IMMUNITY TO INFLUENZA A H9N2 VIRUSES INDUCED BY INFECTION AND VACCINATION

Authors: LU,, XIUHUA - CDC - ATLANTA, GEORGIA; RENSHAW,, MARY - CDC - ATLANTA, GEORGIA; Tumpey, Terrence; KELLY,, GLORIA - CDC - ATLANTA, GEORGIA; HU-PRIMMER,, JEAN - CDC - ATLANTA, GEORGIA; KATZ,, JACQUELINE - CDC - ATLANTA, GEORGIA

Submitted to: Journal of Virology
Publication Type: Peer Reviewed Journal
Publication Acceptance Date: 2/20/2001
Publication Date: 5/1/2001
Citation: N/A

Interpretive Summary: In 1999 in Hong Kong, two human cases of respiratory illness were caused by an avian influenza A H9N2 virus. The H9 influenza subtype virus had not previously been known to cause respiratory illness in humans. The introduction of H9N2 viruses into humans raised concerns about the potential of these viruses to cause a pandemic. The identification of a human influenza vaccine for H9N2 viruses is considered a high priority in pandemic preparedness. We have used the BALB/c mouse to better understand the pathogenesis of and immunity to the H9N2 viruses in a mammalian model. The viruses were placed into two antigenic groups and it was determined that infection with either virus induced similar protection against challenge with the same or different H9N2 virus. The immunization of mice with a purified inactivated vaccine resulted in protection against challenge with the same virus but only partial protection against the different H9 virus.

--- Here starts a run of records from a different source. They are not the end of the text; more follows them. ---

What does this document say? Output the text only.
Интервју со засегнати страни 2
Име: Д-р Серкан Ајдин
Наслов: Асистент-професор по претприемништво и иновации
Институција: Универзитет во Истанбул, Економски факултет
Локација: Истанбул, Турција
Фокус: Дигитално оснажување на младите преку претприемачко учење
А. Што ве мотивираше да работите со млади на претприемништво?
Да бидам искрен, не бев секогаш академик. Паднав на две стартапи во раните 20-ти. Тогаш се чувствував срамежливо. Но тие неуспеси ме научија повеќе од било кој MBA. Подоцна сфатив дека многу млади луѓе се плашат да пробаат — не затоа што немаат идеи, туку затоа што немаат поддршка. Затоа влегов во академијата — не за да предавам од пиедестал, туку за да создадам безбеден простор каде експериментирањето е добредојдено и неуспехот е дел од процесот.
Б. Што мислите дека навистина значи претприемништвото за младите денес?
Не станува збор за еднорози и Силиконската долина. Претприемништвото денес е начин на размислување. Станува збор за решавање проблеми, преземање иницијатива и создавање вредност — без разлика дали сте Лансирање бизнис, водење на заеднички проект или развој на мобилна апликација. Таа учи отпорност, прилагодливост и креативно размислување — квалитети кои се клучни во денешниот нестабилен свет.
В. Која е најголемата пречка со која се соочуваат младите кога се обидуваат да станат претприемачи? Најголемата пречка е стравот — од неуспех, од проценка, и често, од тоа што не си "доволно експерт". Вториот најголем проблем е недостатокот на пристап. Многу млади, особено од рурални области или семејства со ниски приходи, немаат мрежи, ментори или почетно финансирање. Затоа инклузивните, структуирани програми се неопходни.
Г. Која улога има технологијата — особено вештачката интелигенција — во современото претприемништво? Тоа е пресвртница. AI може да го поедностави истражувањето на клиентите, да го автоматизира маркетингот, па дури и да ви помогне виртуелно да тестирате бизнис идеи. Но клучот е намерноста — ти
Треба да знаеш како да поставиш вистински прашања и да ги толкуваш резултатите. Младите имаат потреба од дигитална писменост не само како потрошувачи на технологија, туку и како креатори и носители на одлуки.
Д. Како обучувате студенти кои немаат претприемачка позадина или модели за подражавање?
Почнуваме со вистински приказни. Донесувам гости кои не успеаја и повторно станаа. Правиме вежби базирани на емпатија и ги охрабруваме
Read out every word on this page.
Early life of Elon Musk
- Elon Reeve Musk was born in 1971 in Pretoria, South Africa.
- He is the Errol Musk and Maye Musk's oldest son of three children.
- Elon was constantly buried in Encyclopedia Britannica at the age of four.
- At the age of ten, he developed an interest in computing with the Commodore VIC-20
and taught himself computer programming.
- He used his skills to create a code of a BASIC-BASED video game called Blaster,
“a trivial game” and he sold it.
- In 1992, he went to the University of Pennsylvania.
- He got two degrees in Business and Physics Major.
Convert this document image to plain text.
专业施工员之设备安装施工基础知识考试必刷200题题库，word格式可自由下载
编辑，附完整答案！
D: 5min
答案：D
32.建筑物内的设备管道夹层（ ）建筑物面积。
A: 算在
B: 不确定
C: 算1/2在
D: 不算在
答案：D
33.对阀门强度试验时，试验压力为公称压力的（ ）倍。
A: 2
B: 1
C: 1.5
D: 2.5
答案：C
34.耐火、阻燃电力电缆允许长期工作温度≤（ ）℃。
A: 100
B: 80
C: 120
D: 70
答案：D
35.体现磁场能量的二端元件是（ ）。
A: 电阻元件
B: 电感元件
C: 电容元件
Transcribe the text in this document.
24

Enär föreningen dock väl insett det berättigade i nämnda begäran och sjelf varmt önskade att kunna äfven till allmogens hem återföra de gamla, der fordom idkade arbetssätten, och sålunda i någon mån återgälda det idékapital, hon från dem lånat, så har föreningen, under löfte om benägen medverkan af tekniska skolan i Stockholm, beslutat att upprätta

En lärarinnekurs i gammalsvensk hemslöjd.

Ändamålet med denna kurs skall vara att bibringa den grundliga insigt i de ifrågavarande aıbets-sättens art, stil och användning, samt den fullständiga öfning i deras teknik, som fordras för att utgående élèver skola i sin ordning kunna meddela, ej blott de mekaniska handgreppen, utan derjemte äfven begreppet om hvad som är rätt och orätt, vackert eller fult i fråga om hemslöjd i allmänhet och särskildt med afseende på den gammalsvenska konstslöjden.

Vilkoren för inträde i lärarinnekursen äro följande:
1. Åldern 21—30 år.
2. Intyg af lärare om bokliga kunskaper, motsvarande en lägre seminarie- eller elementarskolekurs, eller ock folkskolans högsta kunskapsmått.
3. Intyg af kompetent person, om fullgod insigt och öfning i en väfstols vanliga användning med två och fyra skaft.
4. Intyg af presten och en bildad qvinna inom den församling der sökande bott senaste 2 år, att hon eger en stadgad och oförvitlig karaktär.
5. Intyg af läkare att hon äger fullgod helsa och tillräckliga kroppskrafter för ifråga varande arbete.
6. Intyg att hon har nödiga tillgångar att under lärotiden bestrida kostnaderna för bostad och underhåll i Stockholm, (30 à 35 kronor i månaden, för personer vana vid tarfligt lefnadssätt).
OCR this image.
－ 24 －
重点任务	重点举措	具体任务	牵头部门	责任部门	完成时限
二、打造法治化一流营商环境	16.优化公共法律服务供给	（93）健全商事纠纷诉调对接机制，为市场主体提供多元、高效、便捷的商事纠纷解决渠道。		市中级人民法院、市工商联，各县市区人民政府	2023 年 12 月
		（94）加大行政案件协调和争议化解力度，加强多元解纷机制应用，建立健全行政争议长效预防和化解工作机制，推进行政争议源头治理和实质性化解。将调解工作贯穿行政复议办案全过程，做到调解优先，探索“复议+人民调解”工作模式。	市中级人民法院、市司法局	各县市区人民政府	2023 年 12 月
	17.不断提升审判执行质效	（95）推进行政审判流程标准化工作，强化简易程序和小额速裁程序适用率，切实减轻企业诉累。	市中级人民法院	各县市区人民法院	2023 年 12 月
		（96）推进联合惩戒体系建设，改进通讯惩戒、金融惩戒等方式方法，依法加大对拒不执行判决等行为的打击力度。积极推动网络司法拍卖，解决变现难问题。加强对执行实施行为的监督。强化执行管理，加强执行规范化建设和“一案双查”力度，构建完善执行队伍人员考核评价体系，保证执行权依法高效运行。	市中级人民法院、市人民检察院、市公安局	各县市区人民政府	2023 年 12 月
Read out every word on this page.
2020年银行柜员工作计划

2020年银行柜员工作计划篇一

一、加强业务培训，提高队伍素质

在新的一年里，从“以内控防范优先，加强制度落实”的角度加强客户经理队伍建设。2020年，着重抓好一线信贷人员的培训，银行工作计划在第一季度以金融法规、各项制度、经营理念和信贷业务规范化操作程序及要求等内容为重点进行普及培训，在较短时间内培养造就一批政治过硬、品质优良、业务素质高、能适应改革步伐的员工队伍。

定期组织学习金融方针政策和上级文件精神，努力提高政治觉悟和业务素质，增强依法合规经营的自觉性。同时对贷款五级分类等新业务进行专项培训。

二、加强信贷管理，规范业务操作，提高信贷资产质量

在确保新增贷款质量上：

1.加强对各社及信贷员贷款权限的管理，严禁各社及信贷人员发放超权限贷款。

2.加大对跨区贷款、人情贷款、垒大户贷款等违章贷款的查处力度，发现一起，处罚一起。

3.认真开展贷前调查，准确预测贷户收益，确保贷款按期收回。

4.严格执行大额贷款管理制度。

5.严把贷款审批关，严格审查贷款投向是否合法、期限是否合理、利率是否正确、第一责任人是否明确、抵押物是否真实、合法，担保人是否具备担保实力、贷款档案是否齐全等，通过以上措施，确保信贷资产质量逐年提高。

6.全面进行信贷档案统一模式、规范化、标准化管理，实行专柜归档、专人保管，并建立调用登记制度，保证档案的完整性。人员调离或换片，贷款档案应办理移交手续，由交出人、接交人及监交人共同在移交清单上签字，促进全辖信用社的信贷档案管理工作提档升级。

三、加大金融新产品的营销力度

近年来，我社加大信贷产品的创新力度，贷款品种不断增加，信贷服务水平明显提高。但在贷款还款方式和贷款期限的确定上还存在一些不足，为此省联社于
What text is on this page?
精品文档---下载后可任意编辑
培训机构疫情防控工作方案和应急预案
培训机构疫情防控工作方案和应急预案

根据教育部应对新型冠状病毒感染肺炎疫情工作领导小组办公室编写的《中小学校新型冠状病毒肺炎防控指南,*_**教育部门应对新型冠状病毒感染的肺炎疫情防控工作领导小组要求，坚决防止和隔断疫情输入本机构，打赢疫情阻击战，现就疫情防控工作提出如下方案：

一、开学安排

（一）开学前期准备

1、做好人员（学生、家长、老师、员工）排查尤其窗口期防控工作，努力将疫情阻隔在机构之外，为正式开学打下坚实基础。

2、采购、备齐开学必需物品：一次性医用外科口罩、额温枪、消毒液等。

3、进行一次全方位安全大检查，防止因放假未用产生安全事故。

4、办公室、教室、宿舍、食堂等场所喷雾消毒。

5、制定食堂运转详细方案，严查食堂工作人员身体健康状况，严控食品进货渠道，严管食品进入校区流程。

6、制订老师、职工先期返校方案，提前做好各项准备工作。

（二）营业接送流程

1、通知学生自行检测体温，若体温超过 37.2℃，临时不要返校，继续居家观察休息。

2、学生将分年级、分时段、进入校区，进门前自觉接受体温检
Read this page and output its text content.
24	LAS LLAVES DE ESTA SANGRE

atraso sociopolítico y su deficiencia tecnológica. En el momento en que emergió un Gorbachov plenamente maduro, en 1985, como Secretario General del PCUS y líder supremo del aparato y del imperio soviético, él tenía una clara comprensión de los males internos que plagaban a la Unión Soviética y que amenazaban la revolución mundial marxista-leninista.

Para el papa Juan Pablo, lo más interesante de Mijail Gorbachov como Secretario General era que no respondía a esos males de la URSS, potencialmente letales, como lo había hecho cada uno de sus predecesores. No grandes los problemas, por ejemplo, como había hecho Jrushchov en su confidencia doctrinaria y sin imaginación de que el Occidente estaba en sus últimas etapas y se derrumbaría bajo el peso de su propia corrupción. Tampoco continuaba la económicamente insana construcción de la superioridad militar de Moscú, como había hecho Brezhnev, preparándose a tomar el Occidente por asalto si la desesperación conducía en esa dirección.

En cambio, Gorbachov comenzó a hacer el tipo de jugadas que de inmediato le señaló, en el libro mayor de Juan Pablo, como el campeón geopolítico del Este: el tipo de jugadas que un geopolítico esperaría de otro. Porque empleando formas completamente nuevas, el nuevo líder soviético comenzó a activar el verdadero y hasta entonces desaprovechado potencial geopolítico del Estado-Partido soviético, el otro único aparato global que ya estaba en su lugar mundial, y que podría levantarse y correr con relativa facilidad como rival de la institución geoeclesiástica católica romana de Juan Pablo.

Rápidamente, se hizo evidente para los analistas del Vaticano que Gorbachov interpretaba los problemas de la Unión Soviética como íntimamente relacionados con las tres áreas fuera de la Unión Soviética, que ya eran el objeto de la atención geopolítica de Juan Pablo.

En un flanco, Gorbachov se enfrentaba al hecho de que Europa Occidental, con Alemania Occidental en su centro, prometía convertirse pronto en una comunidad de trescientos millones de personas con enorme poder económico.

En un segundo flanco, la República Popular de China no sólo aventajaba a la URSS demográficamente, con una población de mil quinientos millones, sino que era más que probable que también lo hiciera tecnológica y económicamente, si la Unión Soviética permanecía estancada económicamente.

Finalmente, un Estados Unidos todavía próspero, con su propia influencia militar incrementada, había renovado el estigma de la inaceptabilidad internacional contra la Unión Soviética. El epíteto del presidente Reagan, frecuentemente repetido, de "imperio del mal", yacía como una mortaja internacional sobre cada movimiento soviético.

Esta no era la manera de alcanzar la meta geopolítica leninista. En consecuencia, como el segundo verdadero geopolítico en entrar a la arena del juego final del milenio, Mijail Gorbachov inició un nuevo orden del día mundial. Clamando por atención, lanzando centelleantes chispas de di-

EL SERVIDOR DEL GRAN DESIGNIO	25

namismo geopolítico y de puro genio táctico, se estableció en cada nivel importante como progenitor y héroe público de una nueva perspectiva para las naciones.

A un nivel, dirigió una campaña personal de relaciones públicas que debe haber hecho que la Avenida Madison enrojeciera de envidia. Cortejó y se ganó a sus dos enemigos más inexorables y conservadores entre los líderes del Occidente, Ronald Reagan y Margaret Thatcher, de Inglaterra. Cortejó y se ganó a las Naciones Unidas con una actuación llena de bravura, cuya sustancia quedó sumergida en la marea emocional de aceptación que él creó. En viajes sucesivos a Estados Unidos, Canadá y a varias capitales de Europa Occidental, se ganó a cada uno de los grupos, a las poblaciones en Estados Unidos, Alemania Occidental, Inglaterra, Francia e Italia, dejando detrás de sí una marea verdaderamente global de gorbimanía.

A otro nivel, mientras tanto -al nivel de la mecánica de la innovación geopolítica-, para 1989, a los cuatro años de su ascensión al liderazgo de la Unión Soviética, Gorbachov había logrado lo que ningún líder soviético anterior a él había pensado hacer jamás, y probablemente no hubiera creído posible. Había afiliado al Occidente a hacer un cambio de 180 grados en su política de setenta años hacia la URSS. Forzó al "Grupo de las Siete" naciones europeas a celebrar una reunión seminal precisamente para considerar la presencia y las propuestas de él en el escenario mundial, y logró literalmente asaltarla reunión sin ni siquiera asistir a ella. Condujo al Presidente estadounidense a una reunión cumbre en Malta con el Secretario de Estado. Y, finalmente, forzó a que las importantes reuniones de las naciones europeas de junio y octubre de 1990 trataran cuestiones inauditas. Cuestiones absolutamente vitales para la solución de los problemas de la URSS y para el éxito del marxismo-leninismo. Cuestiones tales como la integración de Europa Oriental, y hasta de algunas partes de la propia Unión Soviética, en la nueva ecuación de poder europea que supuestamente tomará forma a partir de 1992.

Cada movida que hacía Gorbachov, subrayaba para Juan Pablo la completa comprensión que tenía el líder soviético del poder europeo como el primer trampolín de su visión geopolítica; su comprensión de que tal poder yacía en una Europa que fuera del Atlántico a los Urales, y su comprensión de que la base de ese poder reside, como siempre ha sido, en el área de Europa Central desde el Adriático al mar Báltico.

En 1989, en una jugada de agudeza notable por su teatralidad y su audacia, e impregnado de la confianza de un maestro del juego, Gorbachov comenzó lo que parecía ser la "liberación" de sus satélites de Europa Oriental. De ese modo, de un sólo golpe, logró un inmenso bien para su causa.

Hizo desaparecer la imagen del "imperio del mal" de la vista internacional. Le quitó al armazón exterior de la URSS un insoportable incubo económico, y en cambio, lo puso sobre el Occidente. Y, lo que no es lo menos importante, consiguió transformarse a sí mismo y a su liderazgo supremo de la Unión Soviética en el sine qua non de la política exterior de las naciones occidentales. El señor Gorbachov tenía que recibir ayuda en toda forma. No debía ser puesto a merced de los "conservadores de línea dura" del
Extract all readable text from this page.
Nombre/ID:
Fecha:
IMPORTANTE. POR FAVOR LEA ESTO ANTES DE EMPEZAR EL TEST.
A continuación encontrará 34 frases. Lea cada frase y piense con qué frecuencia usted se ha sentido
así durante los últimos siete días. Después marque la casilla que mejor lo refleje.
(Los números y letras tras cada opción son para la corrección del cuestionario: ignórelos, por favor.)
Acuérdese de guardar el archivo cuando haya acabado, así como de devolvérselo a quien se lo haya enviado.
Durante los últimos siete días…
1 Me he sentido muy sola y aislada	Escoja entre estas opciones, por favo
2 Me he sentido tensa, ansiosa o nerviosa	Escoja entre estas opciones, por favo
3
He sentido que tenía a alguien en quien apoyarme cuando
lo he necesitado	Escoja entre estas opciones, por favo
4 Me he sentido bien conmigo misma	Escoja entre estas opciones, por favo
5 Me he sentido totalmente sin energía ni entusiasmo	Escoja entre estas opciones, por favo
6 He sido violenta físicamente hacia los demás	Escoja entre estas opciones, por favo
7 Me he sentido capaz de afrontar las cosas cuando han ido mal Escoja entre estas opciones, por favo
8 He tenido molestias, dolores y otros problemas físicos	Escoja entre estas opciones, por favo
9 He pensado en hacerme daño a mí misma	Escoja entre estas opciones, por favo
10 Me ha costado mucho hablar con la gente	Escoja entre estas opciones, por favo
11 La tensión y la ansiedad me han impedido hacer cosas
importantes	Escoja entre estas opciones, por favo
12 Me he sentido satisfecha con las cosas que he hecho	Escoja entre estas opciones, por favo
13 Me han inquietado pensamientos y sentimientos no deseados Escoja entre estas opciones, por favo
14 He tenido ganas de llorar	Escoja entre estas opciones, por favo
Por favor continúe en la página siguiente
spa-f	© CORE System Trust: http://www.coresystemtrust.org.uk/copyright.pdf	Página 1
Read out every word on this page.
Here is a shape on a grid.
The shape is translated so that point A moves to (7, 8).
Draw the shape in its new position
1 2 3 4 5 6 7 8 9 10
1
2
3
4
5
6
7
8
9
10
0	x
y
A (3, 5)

Technical Abstract: Avian influenza A H9N2 viruses are widespread among domestic poultry in Asia and were recently isolated from humans with respiratory illness in Hong Kong. Since H9N2 viruses were previously isolated only from avian species, their emergence into a largely serologically naive human population raises concerns regarding the pandemic potential of these viruses. Two antigenically and genetically distinct groups of H9N2 viruse (G1 and G9) are prevalent in China. To evaluate a strategy of vaccination, we compared the G1 and G9 group viruses for their relative immunogenicity and cross-protective efficacy. H9N2 viruses replicated efficiently in the lungs of BALB/c mice, but caused no morbidity or mortality. Infection of mice with a G9 group virus induced substantially higher hemagglutination-inhibition (HI) antibody responses compared with infection of mice with a G1 group virus. Mice administered inactivated G1 group whole virus vaccine intramuscularly were completely protected from challenge with either group of H9N2 virus. Although mice administered inactivated G9 group vaccine elicited higher titers of HI antibody completely protected from challenge with homologous virus, only partial protection against the G1 group virus was observed. These results have implications for the development of human vaccines against H9N2 viruses.